Para ahli Taurat yang hadir adalah orang-orang yang telah mempelajari hukum-hukum Tuhan dengan tekun, mereka memiliki pengetahuan dan keyakinan berdasar apa yang mereka telah pelajari. Yesus melakukan sesuatu yang menurut keyakinan mereka merupakan tindakan penghujatan kepada Tuhan. Karena berdasar pemahaman/keyakinan mereka akan Taurat, hanya Allah yang punya otoritas untuk mengampuni dosa–dan sekarang Yesus, yang adalah Manusia, secara tidak langsung menyatakan bahwa Ia adalah Allah.
Yesus mengetahui pemikiran dan isi hati para ahli Taurat itu–sekalipun mereka tidak mengucapkannya. Dan Yesus dengan sengaja ingin menunjukkan kepada mereka bahwa Anak Manusia (sebutan untuk Mesias) memiliki otoritas (punya hak untuk memutuskan/menetapkan) untuk mengampuni dosa, karena Mesias adalah Anak Allah. Fenomena bahwa Yesus memiliki otoritas yang dimiliki Allah ini merupakan hal yang bertentangan dengan keyakinan para ahli Taurat–dan mereka harus memutuskan apakah mempercayai/menerima atau menolaknya.
Pengetahuan tentang Kitab Suci, tidak menjamin seseorang bisa memahami kebenaran Tuhan. Variabel pertama adalah: perkenan Tuhan. “Kepadamu diberi karunia [didomi: diberikan/diijinkan] untuk mengetahui rahasia Kerajaan Sorga, tetapi kepada mereka tidak” (Mat 13:11). Hanya karena anugerah Tuhan, karena perkenan Tuhan saja seseorang dapat menerima pemahaman tentang kebenaran-Nya. Ketika Tuhan–di dalam kemahatahuan dan otoritas-Nya–memutuskan untuk tidak memberikan pemahaman, maka tidak ada orang yang akan bisa mengerti.
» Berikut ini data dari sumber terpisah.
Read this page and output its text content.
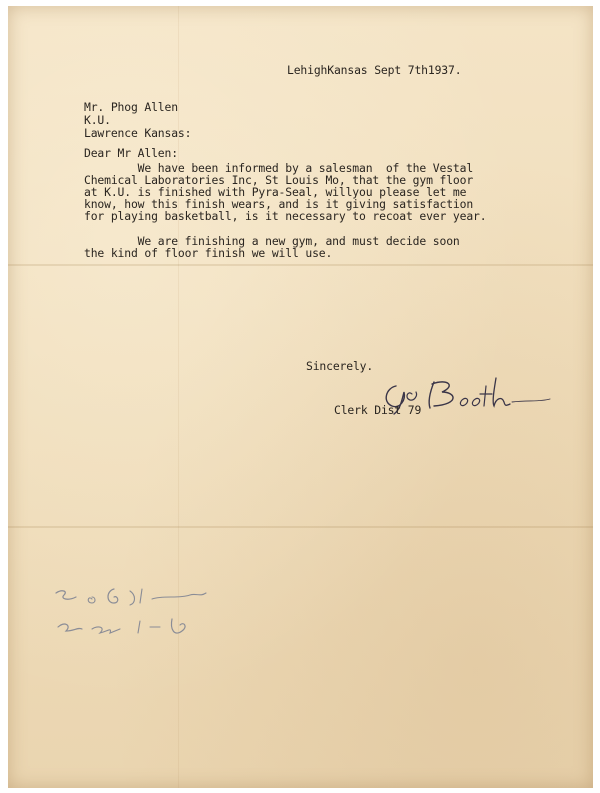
LehighKansas Sept 7th1937.
Mr. Phog Allen
K.U.
Lawrence Kansas:
Dear Mr Allen:
We have been informed by a salesman  of the Vestal
Chemical Laboratories Inc, St Louis Mo, that the gym floor
at K.U. is finished with Pyra-Seal, willyou please let me
know, how this finish wears, and is it giving satisfaction
for playing basketball, is it necessary to recoat ever year.
We are finishing a new gym, and must decide soon
the kind of floor finish we will use.
Sincerely.
Clerk Dist 79
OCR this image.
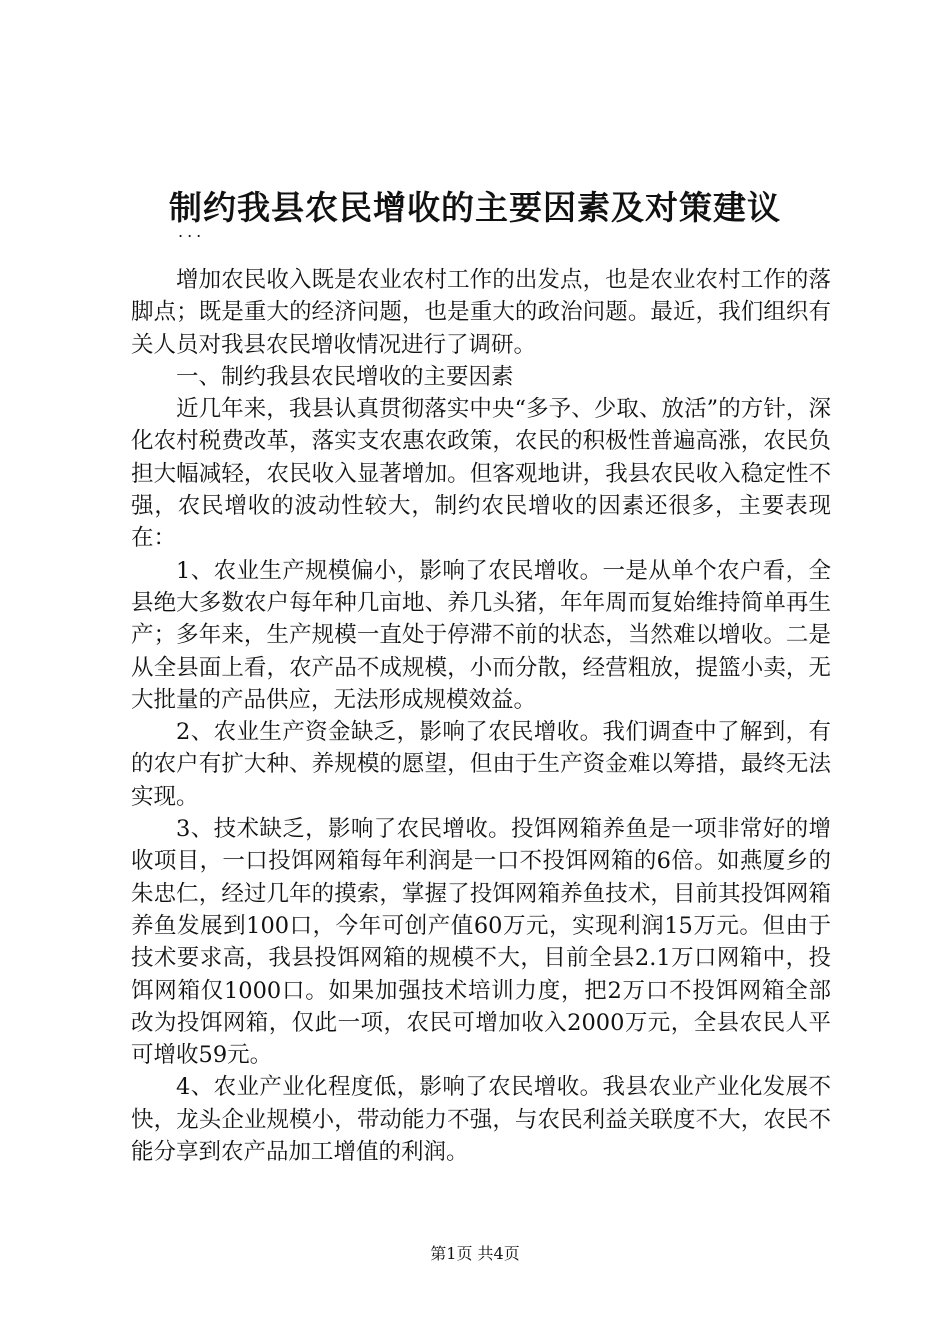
制约我县农民增收的主要因素及对策建议
...

增加农民收入既是农业农村工作的出发点，也是农业农村工作的落脚点；既是重大的经济问题，也是重大的政治问题。最近，我们组织有关人员对我县农民增收情况进行了调研。

一、制约我县农民增收的主要因素

近几年来，我县认真贯彻落实中央“多予、少取、放活”的方针，深化农村税费改革，落实支农惠农政策，农民的积极性普遍高涨，农民负担大幅减轻，农民收入显著增加。但客观地讲，我县农民收入稳定性不强，农民增收的波动性较大，制约农民增收的因素还很多，主要表现在：

1、农业生产规模偏小，影响了农民增收。一是从单个农户看，全县绝大多数农户每年种几亩地、养几头猪，年年周而复始维持简单再生产；多年来，生产规模一直处于停滞不前的状态，当然难以增收。二是从全县面上看，农产品不成规模，小而分散，经营粗放，提篮小卖，无大批量的产品供应，无法形成规模效益。

2、农业生产资金缺乏，影响了农民增收。我们调查中了解到，有的农户有扩大种、养规模的愿望，但由于生产资金难以筹措，最终无法实现。

3、技术缺乏，影响了农民增收。投饵网箱养鱼是一项非常好的增收项目，一口投饵网箱每年利润是一口不投饵网箱的6倍。如燕厦乡的朱忠仁，经过几年的摸索，掌握了投饵网箱养鱼技术，目前其投饵网箱养鱼发展到100口，今年可创产值60万元，实现利润15万元。但由于技术要求高，我县投饵网箱的规模不大，目前全县2.1万口网箱中，投饵网箱仅1000口。如果加强技术培训力度，把2万口不投饵网箱全部改为投饵网箱，仅此一项，农民可增加收入2000万元，全县农民人平可增收59元。

4、农业产业化程度低，影响了农民增收。我县农业产业化发展不快，龙头企业规模小，带动能力不强，与农民利益关联度不大，农民不能分享到农产品加工增值的利润。

第1页 共4页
Variabel kedua, keterbukaan pikiran, kerendahan/kelembutan hati, dan kesediaan menundukkan diri kepada Tuhan. “Kamu akan mendengar dan mendengar, namun tidak mengerti, kamu akan melihat dan melihat, namun tidak menanggap. Sebab hati bangsa ini telah menebal, dan telinganya berat mendengar, dan matanya melekat tertutup; supaya jangan mereka melihat dengan matanya dan mendengar dengan telinganya dan mengerti dengan hatinya, lalu berbalik sehingga Aku menyembuhkan mereka.” (Mat 13:14-15, Yes 6:10). Hati yang keras, yang sombong, yang merasa benar, yang penuh celaan/kritikan dan penuh penghakiman–membuat orang tidak bisa menerima kebenaran–sekalipun itu terpampang nyata di hadapan mata mereka.
Penerapan:
(1) Mengakui bahwa hanya perkenan/kemurahan Tuhan saya yang bisa membuat saya memahami kebenaran Tuhan. Ilmu, pengetahuan, referensi, ketrampilan, dan pengalaman saya tidak akan bisa membuat saya mengerti.
(2) Terus berdoa meminta kemurahan Tuhan agar Tuhan berkenan menyatakan kehendak dan kebenaran-Nya kepada saya; bersikap rendah hati untuk mau tunduk kepada apa yang dinyatakan Tuhan.